延岡学園は大会前に主戦投手をけがで欠いたが、横瀬や奈須が成長して穴を感じさせなかった。打線も浜田を中心に勝負強さを発揮。宮崎県勢初の決勝進出に貢献した。
東北勢の躍進も目を引いた。史上初めて5校が初戦を突破し、24年ぶりに2校が4強入り。日大山形は日大三や明徳義塾などの実力校を倒し、攻守とも洗練された好チームだった。
花巻東は豊富な投手陣と粘り強い試合運びが印象に残った。ともに地元出身の選手を中心とした快進撃だった。

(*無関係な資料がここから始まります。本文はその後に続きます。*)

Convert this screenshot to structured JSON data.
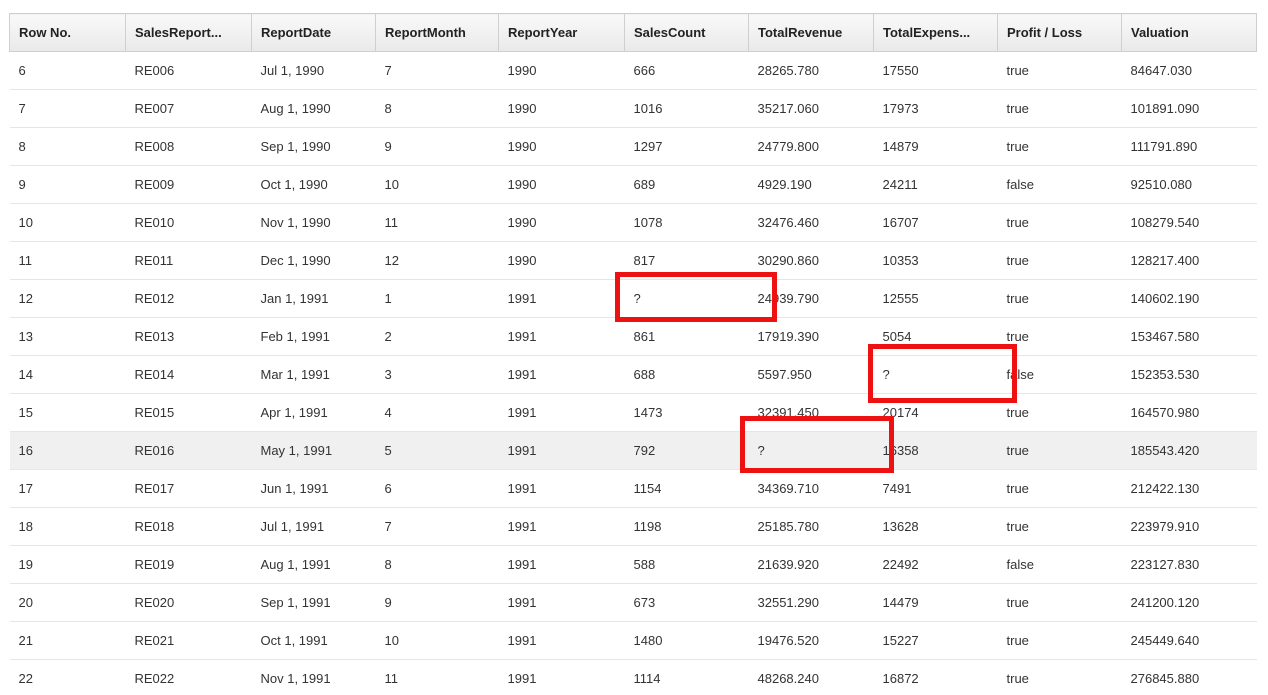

2年生に好素材が目立った。投手では155キロをたたき出した安楽(済美)や、大阪桐蔭を1点に抑えた岸(明徳義塾)。打者では横浜の高浜と浅間が非凡なセンスを見せた。
春優勝の浦和学院、夏2連覇を目指した大阪桐蔭はともに力を発揮しきれず、甲子園での連覇の難しさを知らしめた。また、1点差試合は昨年の9試合から20試合に激増した。
選手の健康面に配慮して準々決勝翌日に初めて休養日が設けられた。投手の疲労回復には朗報で大いに歓迎したい。ただ、試合中に脚をつって降板した小島(浦和学院)のように、猛暑の中でのプレーをする選手のためにさらなる対策を期待したい。